MN: Will you be seen Live in HD from the Met during the 2013-14 season?

DZ: Yes, I will be singing Ježibaba in Dvořák's Russalka on
February 8, 2014. People should realize that the Live in HD presentations are a different art form. I think it will eventually follow its own trajectory. Right now it’s a hybrid of live performance and video that’s too much of both and not enough of either. When singers are being videoed, they have to make choices between pleasing the opera house audience and the people in the cinemas. Sometimes what would look good to the Met audience would be far too big for video. You can convey tons of meaning with a lifted eyebrow in a video, but the audience in the opera house would not even see it. HD is a new art form that his not yet matured. Right now opera companies are still trying to find their feet with it.

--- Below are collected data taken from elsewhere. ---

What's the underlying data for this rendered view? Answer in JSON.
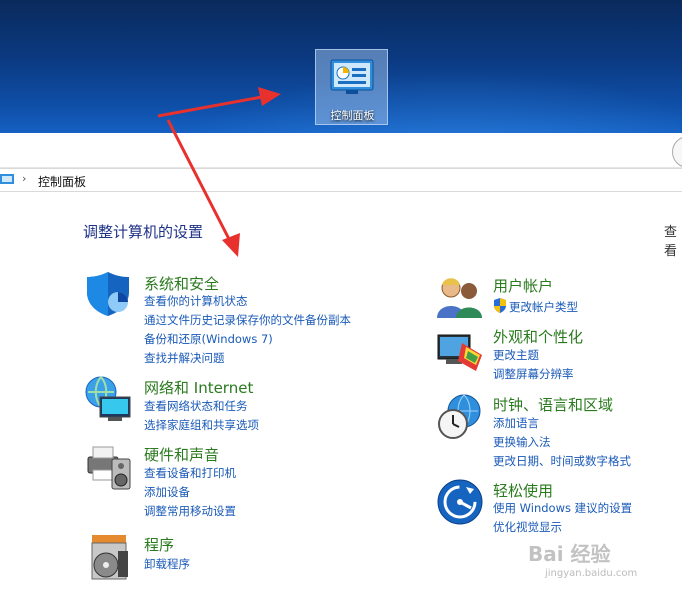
{
  "desktop": {
    "icon_label": "控制面板"
  },
  "address_bar": {
    "breadcrumb": "控制面板"
  },
  "main": {
    "heading": "调整计算机的设置",
    "view_by_label": "查看"
  },
  "categories_left": [
    {
      "title": "系统和安全",
      "icon": "shield-icon",
      "links": [
        "查看你的计算机状态",
        "通过文件历史记录保存你的文件备份副本",
        "备份和还原(Windows 7)",
        "查找并解决问题"
      ]
    },
    {
      "title": "网络和 Internet",
      "icon": "network-globe-icon",
      "links": [
        "查看网络状态和任务",
        "选择家庭组和共享选项"
      ]
    },
    {
      "title": "硬件和声音",
      "icon": "printer-speaker-icon",
      "links": [
        "查看设备和打印机",
        "添加设备",
        "调整常用移动设置"
      ]
    },
    {
      "title": "程序",
      "icon": "programs-disc-icon",
      "links": [
        "卸载程序"
      ]
    }
  ],
  "categories_right": [
    {
      "title": "用户帐户",
      "icon": "users-icon",
      "links": [
        "更改帐户类型"
      ]
    },
    {
      "title": "外观和个性化",
      "icon": "monitor-palette-icon",
      "links": [
        "更改主题",
        "调整屏幕分辨率"
      ]
    },
    {
      "title": "时钟、语言和区域",
      "icon": "clock-globe-icon",
      "links": [
        "添加语言",
        "更换输入法",
        "更改日期、时间或数字格式"
      ]
    },
    {
      "title": "轻松使用",
      "icon": "ease-of-access-icon",
      "links": [
        "使用 Windows 建议的设置",
        "优化视觉显示"
      ]
    }
  ],
  "watermark": {
    "text": "Bai 经验",
    "sub": "jingyan.baidu.com"
  },
  "colors": {
    "category_title": "#2a7a1e",
    "link": "#1a5ab8",
    "heading": "#1e3287",
    "arrow": "#e8312d"
  }
}
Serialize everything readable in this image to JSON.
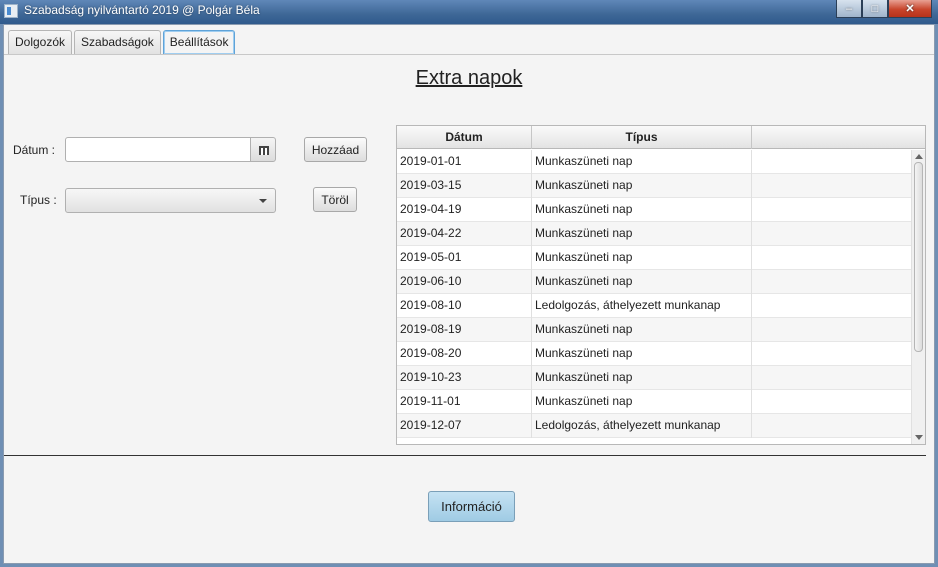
{
  "window": {
    "title": "Szabadság nyilvántartó 2019 @ Polgár Béla",
    "controls": [
      "minimize-icon",
      "maximize-icon",
      "close-icon"
    ]
  },
  "tabs": [
    {
      "label": "Dolgozók",
      "active": false
    },
    {
      "label": "Szabadságok",
      "active": false
    },
    {
      "label": "Beállítások",
      "active": true
    }
  ],
  "page": {
    "title": "Extra napok"
  },
  "form": {
    "date_label": "Dátum :",
    "date_value": "",
    "type_label": "Típus :",
    "type_value": "",
    "add_button": "Hozzáad",
    "delete_button": "Töröl"
  },
  "table": {
    "headers": [
      "Dátum",
      "Típus",
      ""
    ],
    "rows": [
      [
        "2019-01-01",
        "Munkaszüneti nap"
      ],
      [
        "2019-03-15",
        "Munkaszüneti nap"
      ],
      [
        "2019-04-19",
        "Munkaszüneti nap"
      ],
      [
        "2019-04-22",
        "Munkaszüneti nap"
      ],
      [
        "2019-05-01",
        "Munkaszüneti nap"
      ],
      [
        "2019-06-10",
        "Munkaszüneti nap"
      ],
      [
        "2019-08-10",
        "Ledolgozás, áthelyezett munkanap"
      ],
      [
        "2019-08-19",
        "Munkaszüneti nap"
      ],
      [
        "2019-08-20",
        "Munkaszüneti nap"
      ],
      [
        "2019-10-23",
        "Munkaszüneti nap"
      ],
      [
        "2019-11-01",
        "Munkaszüneti nap"
      ],
      [
        "2019-12-07",
        "Ledolgozás, áthelyezett munkanap"
      ]
    ]
  },
  "footer": {
    "info_button": "Információ"
  },
  "colors": {
    "title_bar": "#3e6796",
    "active_tab_border": "#5fa3d8",
    "info_button": "#9fcbe4",
    "window_bg": "#f4f4f4"
  }
}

MN What will you be singing after Dolores Claiborne?

DZ: I go to Houston for Amneris in Aida and then I will take an eight-week vacation. I’ve not had a vacation in several years and I really need one. I’ve been doing all my projects non-stop for a long time, so I’ll just crash for two weeks and then record my composition.

MN: Do you have an amusing anecdote for us?

DZ: When I sing Ježibaba I have a mechanical cat on my shoulder in one scene. Its head rotates and its tail moves from side to side. It digs into my shoulder and its motor makes a whine. In the scene, I’m singing and throwing things into a cauldron. One time, I hit the cat’s head with a wooden spoon and it fell off but the body was still moving. I had to finish the scene with a headless cat, so I shrugged my shoulders and tossed the head into the cauldron.